General Discussion
In reply to the discussion: PETA has arrived in Houston [View all]Me.
(35,454 posts)Animals will never have the right to euthanize PETA's founder, Ingrid Newkirk. This, arguably, is the intellectual flaw at the core of her special interpretation of animal rights. For PETA, it is a political movement primarily focused on the right to determine when and how an animal should die. The decision is never reciprocal, however: Newkirk has the right to kill -- and PETA has killed tens of thousands of pets -- but her own life is protected by law.
People naturally assume that the animal rights movement is simply an extension of the human rights movement, and that it was developed by analogy. PETA's variant certainly employs some of the same language: they often refer to animal "slavery," and in fact recently attempted to use the 13th Amendment in a legal effort to free five orcas from SeaWorld.
http://www.huffingtonpost.ca/douglas-anthony-cooper/peta-animal-rights_b_1636097.html
In a country that spends more than $30 billion on its pets each year and gets all misty-eyed over "Old Yeller," you really have to be an idiot to make affection for animals offensive. But that's what People for the Ethical Treatment of Animals has done again, with their designed-to-shock traveling summer exhibit "Are Animals the New Slaves?"

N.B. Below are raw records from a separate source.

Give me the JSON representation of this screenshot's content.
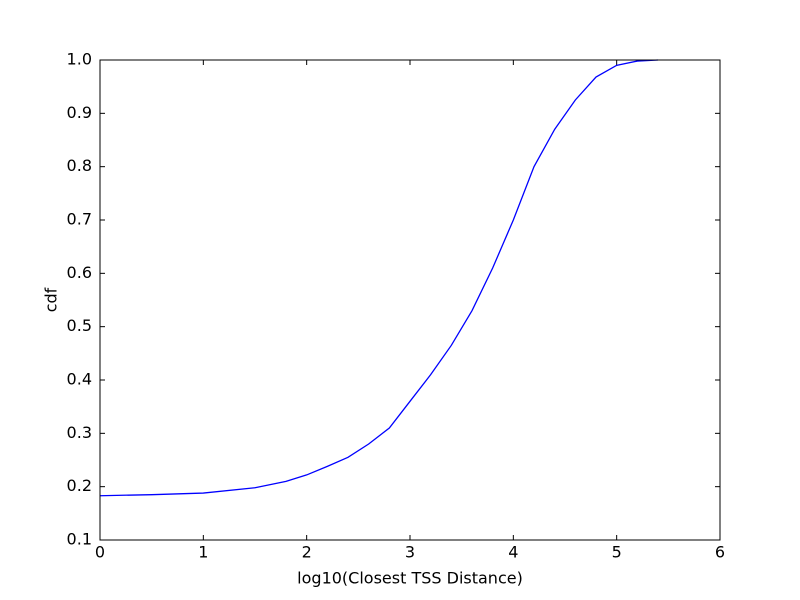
{
  "chart_data": {
    "type": "line",
    "x_label": "log10(Closest TSS Distance)",
    "y_label": "cdf",
    "x": [
      0,
      0.5,
      1.0,
      1.5,
      1.8,
      2.0,
      2.2,
      2.4,
      2.6,
      2.8,
      3.0,
      3.2,
      3.4,
      3.6,
      3.8,
      3.9,
      4.0,
      4.2,
      4.4,
      4.6,
      4.8,
      5.0,
      5.2,
      5.4
    ],
    "series": [
      {
        "name": "cdf",
        "color": "#0000ff",
        "values": [
          0.183,
          0.185,
          0.188,
          0.198,
          0.21,
          0.222,
          0.238,
          0.255,
          0.28,
          0.31,
          0.36,
          0.41,
          0.465,
          0.53,
          0.61,
          0.655,
          0.7,
          0.8,
          0.87,
          0.925,
          0.968,
          0.99,
          0.998,
          1.0
        ]
      }
    ],
    "xlim": [
      0,
      6
    ],
    "ylim": [
      0.1,
      1.0
    ],
    "xticks": [
      0,
      1,
      2,
      3,
      4,
      5,
      6
    ],
    "yticks": [
      0.1,
      0.2,
      0.3,
      0.4,
      0.5,
      0.6,
      0.7,
      0.8,
      0.9,
      {
        "value": 1.0,
        "label": "1.0"
      }
    ],
    "grid": false
  }
}
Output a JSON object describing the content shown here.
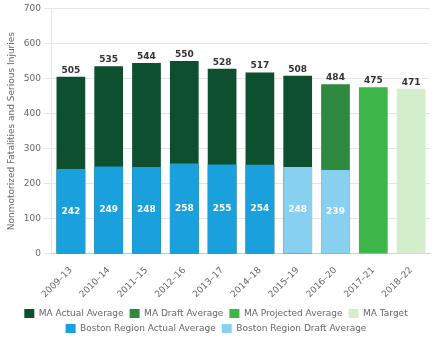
{
  "chart_data": {
    "type": "bar",
    "categories": [
      "2009–13",
      "2010–14",
      "2011–15",
      "2012–16",
      "2013–17",
      "2014–18",
      "2015–19",
      "2016–20",
      "2017–21",
      "2018–22"
    ],
    "series": [
      {
        "name": "MA Actual Average",
        "color": "#0d4f2e",
        "values": [
          505,
          535,
          544,
          550,
          528,
          517,
          508,
          null,
          null,
          null
        ]
      },
      {
        "name": "MA Draft Average",
        "color": "#2d8a3e",
        "values": [
          null,
          null,
          null,
          null,
          null,
          null,
          null,
          484,
          null,
          null
        ]
      },
      {
        "name": "MA Projected Average",
        "color": "#3eb549",
        "values": [
          null,
          null,
          null,
          null,
          null,
          null,
          null,
          null,
          475,
          null
        ]
      },
      {
        "name": "MA Target",
        "color": "#d4eecc",
        "values": [
          null,
          null,
          null,
          null,
          null,
          null,
          null,
          null,
          null,
          471
        ]
      },
      {
        "name": "Boston Region Actual Average",
        "color": "#1aa0dc",
        "values": [
          242,
          249,
          248,
          258,
          255,
          254,
          null,
          null,
          null,
          null
        ]
      },
      {
        "name": "Boston Region Draft Average",
        "color": "#88d0f0",
        "values": [
          null,
          null,
          null,
          null,
          null,
          null,
          248,
          239,
          null,
          null
        ]
      }
    ],
    "ylabel": "Nonmotorized Fatalities and Serious Injuries",
    "ylim": [
      0,
      700
    ],
    "yticks": [
      0,
      100,
      200,
      300,
      400,
      500,
      600,
      700
    ],
    "grid": true,
    "legend": "bottom",
    "data_labels": true
  }
}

By showing graphic pictures of lynchings and slavery alongside images of animals, the organization has unleashed a firestorm of bipartisan fury, while furthering one of the worst characteristics of this hyper-partisan era, the hateful hyperbole that threatens to make Holocaust, Nazi, and slavery comparisons a normal part of knee-jerk political discourse.
http://www.nysun.com/opinion/petas-animal-slavery-insanity/18661/
According to the Virginia Department of Agriculture and Consumer Services, PETA has euthanized more than 33,514 animals since 1998 at its Norfolk shelter. In 2014, the group euthanized 2,454 of the 3,369 cats, dogs and other animals there. Most were surrenders pets turned into shelters by their previous owners. Only 23 dogs and 16 cats were adopted.